A recent Religion News Service article, “Catholic Schism: Diarmaid MacCulloch, Influencial Church Historian, Predicts Major Division in ‘Silence in Christian History,'” briefly reviews MacCulloch’s forthcoming book, Silence in Christian History in terms of one claim he makes about the likelihood of the “Western Latin Church,” also known as the “Roman Catholic Church,” experiencing schism in the not-so-distant future. His concerns are in a sense very legitimate in that the factors he identifies as informing his prediction are seriously contentious. These issues include an all-celibate clergy, the view of historical revisionism on the part of contemporary pontiffs, and the particular social issues that Church leaders have elected to confront in recent decades. Additionally, MacCulloch notes that Church leaders are seemingly disinterested in “listening to European Catholics,” perhaps the same argument can be made about North Americans.
MacCulloch does not claim that conflict is inherently problematic within a religious tradition, actually it is quite the contrary.

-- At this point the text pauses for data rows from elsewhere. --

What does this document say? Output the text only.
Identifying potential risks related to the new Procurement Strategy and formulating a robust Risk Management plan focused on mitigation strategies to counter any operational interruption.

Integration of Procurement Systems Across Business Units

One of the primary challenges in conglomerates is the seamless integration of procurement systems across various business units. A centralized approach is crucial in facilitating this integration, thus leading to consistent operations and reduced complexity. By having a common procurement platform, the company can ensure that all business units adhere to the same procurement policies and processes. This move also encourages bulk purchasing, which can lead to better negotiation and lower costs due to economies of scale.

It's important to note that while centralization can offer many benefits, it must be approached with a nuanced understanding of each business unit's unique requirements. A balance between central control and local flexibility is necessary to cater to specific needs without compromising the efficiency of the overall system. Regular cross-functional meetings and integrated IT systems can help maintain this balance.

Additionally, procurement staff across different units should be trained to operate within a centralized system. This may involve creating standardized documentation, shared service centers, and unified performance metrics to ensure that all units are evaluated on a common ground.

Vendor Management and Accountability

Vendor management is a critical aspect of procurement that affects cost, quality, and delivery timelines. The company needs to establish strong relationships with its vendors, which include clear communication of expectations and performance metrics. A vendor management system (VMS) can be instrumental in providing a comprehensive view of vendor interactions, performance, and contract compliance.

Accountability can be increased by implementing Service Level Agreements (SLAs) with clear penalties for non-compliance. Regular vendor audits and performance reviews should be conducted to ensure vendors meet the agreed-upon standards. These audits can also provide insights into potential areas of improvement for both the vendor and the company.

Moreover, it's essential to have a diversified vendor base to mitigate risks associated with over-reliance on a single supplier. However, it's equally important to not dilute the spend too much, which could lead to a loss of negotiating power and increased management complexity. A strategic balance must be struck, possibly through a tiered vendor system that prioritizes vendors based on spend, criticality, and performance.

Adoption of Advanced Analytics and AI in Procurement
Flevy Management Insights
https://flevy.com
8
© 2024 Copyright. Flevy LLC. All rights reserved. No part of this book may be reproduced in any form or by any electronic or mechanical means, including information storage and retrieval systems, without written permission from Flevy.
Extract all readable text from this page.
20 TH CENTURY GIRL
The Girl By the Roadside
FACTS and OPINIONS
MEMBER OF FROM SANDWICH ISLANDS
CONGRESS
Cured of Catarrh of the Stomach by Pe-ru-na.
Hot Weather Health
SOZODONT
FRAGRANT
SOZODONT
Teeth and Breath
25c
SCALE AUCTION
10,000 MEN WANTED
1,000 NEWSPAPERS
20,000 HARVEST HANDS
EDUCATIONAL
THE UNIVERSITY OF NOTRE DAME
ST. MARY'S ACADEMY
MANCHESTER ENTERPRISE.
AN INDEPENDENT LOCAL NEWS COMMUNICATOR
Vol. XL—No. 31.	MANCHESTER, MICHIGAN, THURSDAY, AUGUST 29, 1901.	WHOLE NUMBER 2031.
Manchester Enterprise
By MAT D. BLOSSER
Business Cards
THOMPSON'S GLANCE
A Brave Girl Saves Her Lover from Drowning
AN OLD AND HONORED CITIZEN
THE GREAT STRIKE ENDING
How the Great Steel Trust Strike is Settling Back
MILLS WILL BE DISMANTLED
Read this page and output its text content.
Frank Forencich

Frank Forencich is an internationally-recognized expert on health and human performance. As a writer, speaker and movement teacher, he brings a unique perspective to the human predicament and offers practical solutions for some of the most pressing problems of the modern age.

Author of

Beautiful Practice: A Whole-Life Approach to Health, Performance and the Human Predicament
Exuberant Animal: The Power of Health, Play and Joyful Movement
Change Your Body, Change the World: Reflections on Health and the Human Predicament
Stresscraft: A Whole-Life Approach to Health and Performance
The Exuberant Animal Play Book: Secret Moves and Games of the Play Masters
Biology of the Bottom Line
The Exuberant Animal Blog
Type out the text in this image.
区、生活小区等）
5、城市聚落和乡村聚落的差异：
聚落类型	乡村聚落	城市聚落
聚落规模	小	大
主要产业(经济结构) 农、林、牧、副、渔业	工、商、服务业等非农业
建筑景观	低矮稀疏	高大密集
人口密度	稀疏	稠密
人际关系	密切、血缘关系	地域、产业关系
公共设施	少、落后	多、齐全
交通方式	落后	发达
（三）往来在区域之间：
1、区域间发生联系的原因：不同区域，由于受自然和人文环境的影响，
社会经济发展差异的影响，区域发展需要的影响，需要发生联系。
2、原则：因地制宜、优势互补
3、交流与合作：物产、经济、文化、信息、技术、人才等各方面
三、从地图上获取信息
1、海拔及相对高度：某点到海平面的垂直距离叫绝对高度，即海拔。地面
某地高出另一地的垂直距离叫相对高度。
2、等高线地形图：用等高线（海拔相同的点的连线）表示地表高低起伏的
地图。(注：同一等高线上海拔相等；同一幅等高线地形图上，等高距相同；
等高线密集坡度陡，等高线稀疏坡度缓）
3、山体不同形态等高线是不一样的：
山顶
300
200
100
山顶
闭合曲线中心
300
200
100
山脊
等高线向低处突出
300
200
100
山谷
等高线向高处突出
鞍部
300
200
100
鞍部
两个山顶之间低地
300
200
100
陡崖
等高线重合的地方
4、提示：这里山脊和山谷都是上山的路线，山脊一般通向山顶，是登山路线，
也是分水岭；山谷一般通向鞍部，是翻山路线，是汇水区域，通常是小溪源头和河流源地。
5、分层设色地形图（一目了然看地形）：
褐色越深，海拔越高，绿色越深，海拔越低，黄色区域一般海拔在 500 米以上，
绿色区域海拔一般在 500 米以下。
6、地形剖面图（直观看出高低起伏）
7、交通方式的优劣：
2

“Conflict in religion is inevitable and usually healthy — a religion without conflict is a religion that will die, and I see no sign of this with Christianity,” MacCulloch said. “But the stance of the popes has produced an angry reaction among those who want to see the council continue. No other church in history has ever made all its clergy celibate. It’s a peculiarity of the Western Latin church, and it looks increasingly unrealistic.”
The Vatican’s refusal to allow Roman Catholics to talk about married or female clergy was “not the reaction of a rational body,” MacCulloch said.
Some may disagree with MacCulloch’s interpretation of the Church leaders’ stance on such issues as all-male clergy and universal mandatory clerical celibacy, but the issues raised do in fact divide a number of people, adherents and theologians alike, along ideological lines.
As a scholar of religion and ecclesiastical history, MacCulloch’s views are likely shaded by the central role that academic freedom, open dialogue, and critical engagement of multiple views plays in the advancement of well-grounded positions and leadership decisions. Naturally, from that vantage point, the more autocratic stance of many Church leaders reflects what he would deem as “irrational.”
I see many of the same concerns that MacCulloch is said to discuss in his forthcoming book playing out in divisive and contentious ways in the global Church, particularly here in the United States. However, it is my most sincere hope that further schism or any breaking of relationship might be avoided. We are in constant need of reform, lest we forget our humanity and mistake the Church for an idol. Yet, especially as a Franciscan, reform does not have to be violent, divisive or contentious. We can instead seek peace and reconciliation, forgiveness and dialogue, and advance the ministry with which we have been entrusted. All sides must embrace the humility the evangelical life demands of all Christians.